Mismatching. La generazione flessibile

Filippo Lovascio
di Filippo Lovascio
Mismatching
29 novembre 2016

Mismatching. La generazione flessibile

L'indagine di BitontoTV su formazione e mercato del lavoro

“Un musicista deve fare musica, un artista deve dipingere, un poeta deve scrivere, se vuol essere alla fine in pace con se stesso. Ciò che un uomo può essere, egli deve essere. Dev’essere fedele alla sua vera natura”. Citare Abraham Maslow, famoso psicologo statunitense del secolo scorso, sembra quanto mai anacronistico. Oggi le esigenze del mercato richiedono una facoltà nuova, figlia di una cultura della dinamicità e dello sviluppo. E la formazione professionale dei giovani deve necessariamente adattarsi.

Il multitasking, la diversificazione delle competenze e delle aree di operazione, cioè la possibilità di cambiare velocemente luogo e ambito del lavoro, in altre parole flessibilità. Dimentichiamo le carriere pluriennali dei nostri genitori, di fronte ai giovani si apre l’unica possibilità di un mercato in cui bisogna prendere al volo ogni offerta, anche quella più impensata e distante dal proposito iniziale.
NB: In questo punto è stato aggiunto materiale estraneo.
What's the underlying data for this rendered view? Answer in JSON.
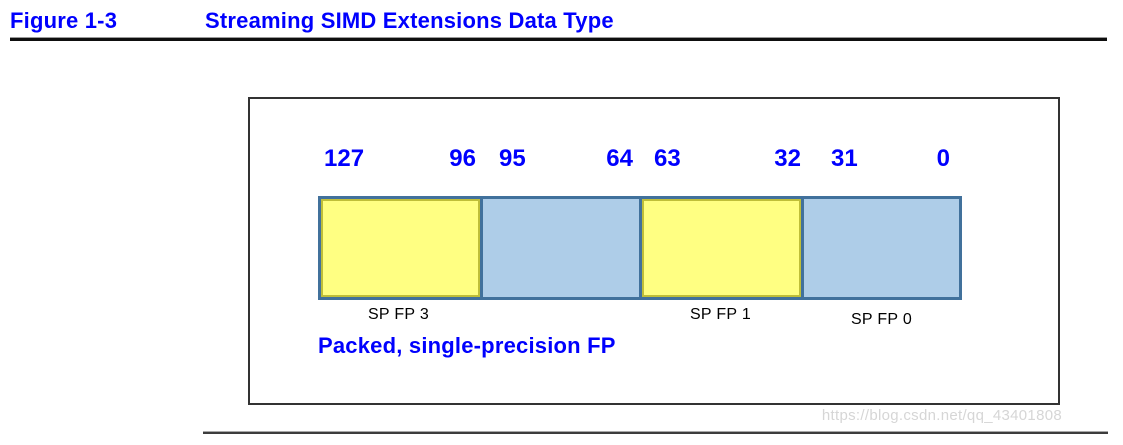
{
  "header": {
    "figure_label": "Figure 1-3",
    "figure_title": "Streaming SIMD Extensions Data Type"
  },
  "diagram": {
    "register_width_bits": 128,
    "caption": "Packed, single-precision FP",
    "cells": [
      {
        "hi_bit": "127",
        "lo_bit": "96",
        "label": "SP FP 3",
        "fill": "#FFFF82"
      },
      {
        "hi_bit": "95",
        "lo_bit": "64",
        "label": "",
        "fill": "#AECDE8"
      },
      {
        "hi_bit": "63",
        "lo_bit": "32",
        "label": "SP FP 1",
        "fill": "#FFFF82"
      },
      {
        "hi_bit": "31",
        "lo_bit": "0",
        "label": "SP FP 0",
        "fill": "#AECDE8"
      }
    ]
  },
  "watermark": {
    "text": "https://blog.csdn.net/qq_43401808",
    "color": "#D6D6D6"
  },
  "colors": {
    "accent_text_blue": "#0000FE",
    "strip_border_blue": "#41719C",
    "yellow_fill": "#FFFF82",
    "yellow_border": "#BFBE39",
    "blue_fill": "#AECDE8",
    "rule_black": "#0E0E0E"
  }
}
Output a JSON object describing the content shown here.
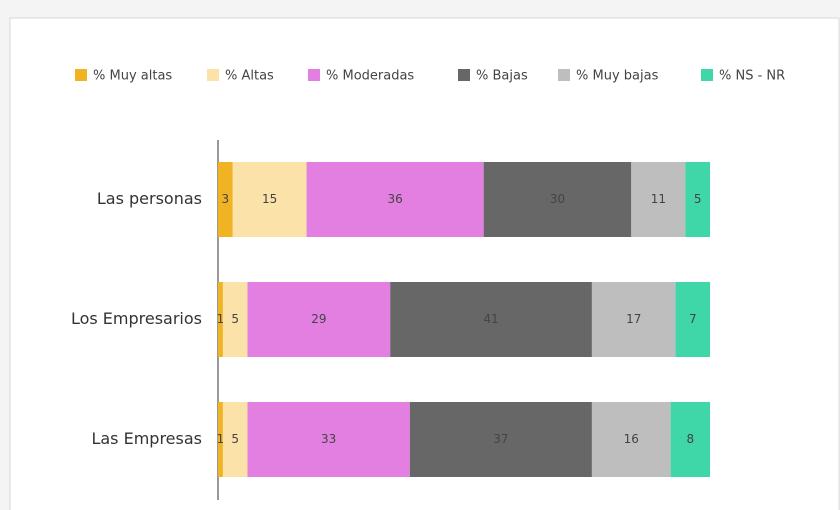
{
  "chart_data": {
    "type": "stacked-bar-horizontal",
    "categories": [
      "Las personas",
      "Los Empresarios",
      "Las Empresas"
    ],
    "series": [
      {
        "name": "% Muy altas",
        "color": "#f0b323",
        "values": [
          3,
          1,
          1
        ]
      },
      {
        "name": "% Altas",
        "color": "#fbe2a8",
        "values": [
          15,
          5,
          5
        ]
      },
      {
        "name": "% Moderadas",
        "color": "#e27fe0",
        "values": [
          36,
          29,
          33
        ]
      },
      {
        "name": "% Bajas",
        "color": "#676767",
        "values": [
          30,
          41,
          37
        ]
      },
      {
        "name": "% Muy bajas",
        "color": "#bebebe",
        "values": [
          11,
          17,
          16
        ]
      },
      {
        "name": "% NS - NR",
        "color": "#3fd6a8",
        "values": [
          5,
          7,
          8
        ]
      }
    ],
    "legend": "top"
  }
}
Indice quindi della sua grande e sistematica instabilità.

A comprovare tutto questo è il fenomeno del “mismatching” (parola inglese che vuol dire “coppia male assortita”), ovvero esercitare una mansione lavorativa distante da quanto imparato a scuola e all’università. Secondo i dati del centro studi Datagiovani per Il Sole 24 Ore, nell’analisi condotta nel 2015 che ha messo sotto la lente i lavoratori laureati tra i 25 e i 34 anni e quelli diplomati tra i 20 e i 24, nei primi anni successivi al conseguimento del titolo, il mismatching tra i dottori dell’area umanistica si registra per oltre la metà dei laureati (52%), in oltre il 37% dei casi per quelli di scienze sociali e anche tra ingegneri e architetti si sfiora il 25 per cento. Solo tra i medici le stime calano, con un più modesto 7,9 per cento. 

Non dimentichiamoci degli overeducated, tutti quei lavoratori che sono più istruiti in relazione al loro lavoro effettivo, che sono il 17% dei diplomati e il 28% dei laureati, con valori più diversificati a livello territoriale per il diploma (si va dal 13,5% del Mezzogiorno a oltre il 19% del Centro) e abbastanza omogenei per la laurea. 

Secondo invece il consorzio interuniversitario AlmaLaurea, nello studio sui laureati nel 2009 a cinque anni di distanza dal titolo, il 50,9% dei laureati utilizza in misura ridotta o per niente le competenze acquisite con la laurea (con punte oltre il 60% per le discipline umanistiche) e oltre il 40% non è pienamente soddisfatto dell'efficacia del titolo nel lavoro svolto (55% nelle discipline umanistiche, 45% nelle scienze sociali). 

Tutto ciò in linea con l’ultima delle ricerche Istat sull’occupazione dei laureati, “I percorsi di studio e lavoro dei diplomati e laureati”, condotto su un campione di quasi 36 mila laureati nel 2011, che afferma che “l’inserimento nel mercato del lavoro è più difficile per i laureati, sia di I che di II livello, nei gruppi Letterario e Geo-biologico”. Con ricadute considerevoli sul livello di soddisfazione della mansione lavorativa di ripiego, decisamente “più basso” dei lavoratori di altri settori. È anche vero però che il mismatching non è sempre negativo, perché alcuni scelgono di abbandonare un lavoro in continuità con gli studi che non hanno più voluto continuare, per fare delle proprie passioni dei veri e propri lavori.

È indubbio però che la colpa non è solo delle istituzioni, come ha commentato Maurizio Del Conte, presidente dell'Anpal , secondo cui “il mismatch ci dice quanto ancora la scuola sia distante dalle imprese”. Ed è questo che emerge dalle interviste realizzate per questo speciale da BitontoTV. "La laurea mi serve come pezzo di carta" dice Andrea, che con una laurea in ingegneria adesso lavora come tecnico audio-luci. A volte però la colpa ricade anche sugli studenti che non hanno saputo seguire il consiglio di Maslow nell’intraprendere strade accademiche dagli sbocchi lavorativi in realtà non realmente desiderati. Perché la verità, come diceva Thomas Carlyle, è che “felice è colui che ha trovato il suo lavoro; non chieda altra felicità”.